Con: But a bit credulous, when you get right down to it, and you hate credulity
Con: Also, you were only ever called that by one person for a few weeks, so you'd be reaching to claim "People call me..."
Con: The less said about Episode One The Phantom Menace, the better.
Kyot
Pro: Medieval chic
Pro: Implies a well-read background
Con: Pronunciation reminiscent of expectoration
Con: Constant need to spell it for people
Con: Sounds slightly like a mushroom?
Hamburger
Pro: Subtle anti-war statement
Con: Not sexy
Taiga
Pro: similar enough to "Tiger" for jokes, but distant enough that people will not suspect that this is my motivation
Con: Do I really want to be named after a biome?
1. Does this joke reveal that all my biblical jokes are NIV? It's a shame, because the KJV is always a comfort and friend to the dark legions who stand at the edge of darkness.2
2.Talking of the edge of darkness, man! I got really sidetracked today, didn't I? I'm a regular old clarkson when I've had too much sugar, apparently.
4 Comments:
My mum did this. No joke - she changed her name from Sarah to Sara. Actually, that's a lie - it was spelt Sara, which is the Welsh spelling of Sarah and is pronouced 'Sarah', but when she moved to England, she gave it up.

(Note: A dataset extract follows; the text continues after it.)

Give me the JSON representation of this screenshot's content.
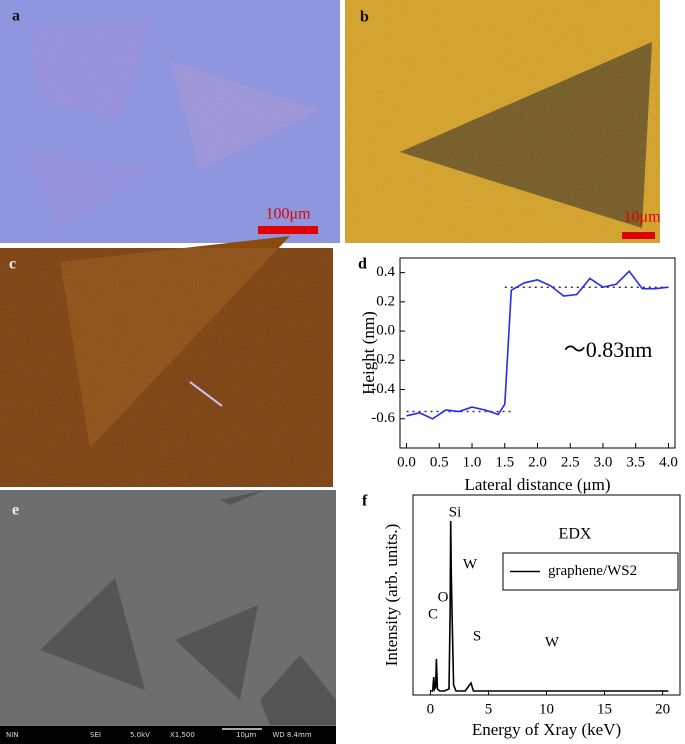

Another example of Welsh words being English words spelt wrong.
Also, you forgot a few potential names.
1. Knut/Canute
Pro: From the Danish word for knot.
Con: There just aren't any.
2. Steiger
Pro: Steiger is totally the coolest policeman in Neighbours right now.
Con: Steiger is a policeman out of Neighbours.
3. Jesus, as in 'Jesus the Mexican Boy, born in a truck on the 4th of July'.
Pro: People will think you're mexican.
Con: People will think you're mexican.
Con: Iron&Wine fans will expect you to give them a card with a picture of a naked lady on the side.
4. Ajax
Pro: He was AWESOME.
Con: He killed himself, and then had toilet cleaner named after him.
5. Maryanzebeth
Pro: You can tell people it's short for Nathan.
Con: Nobody will get either of the two references there. (Scrubs, Blackadder.)
If you're going to any name with Greek origins, I'd use Aiax instead of Ajax. It has more of an "odd" factor. (There is no reason for odd to be in quotation marks.)
Hows about;
1. Draco
Pro: It's Greek.
Pro: It's dragon related.
Con: It's Harry Potter related.
Con: You'd be named after the worst tyrant ever.
2. Chandler
Pro: You'd fit in nicely with a large group of children 13 years old and younger.
Con: You'd be named Chandler.
3. Bob.
Pro: Ease of use. "Call me 'Bob'."
Con: None. There is no con to "Bob".
I thought about this for a moment when I was trying to get to sleep and came up with the most excellent name of them all: Epithet.
Pro: Sounds generically 'foreign' enough to pass yourself off as being from any country in the world.
Pro: If someone ever tries to call you 'The Great Epithet', you can say 'Hey! I've already got an epiphet!' to which they will reply 'but which one is the epithet? Is it epithet? I'm so confused, Nathan I don't like you any more and now I'm going home' and then you'll get the whole buffet to yourself.
Pro: Your DJ name is sorted. DJ Epithet.
Con: Nobody's really going to call you 'The Great Epithet'.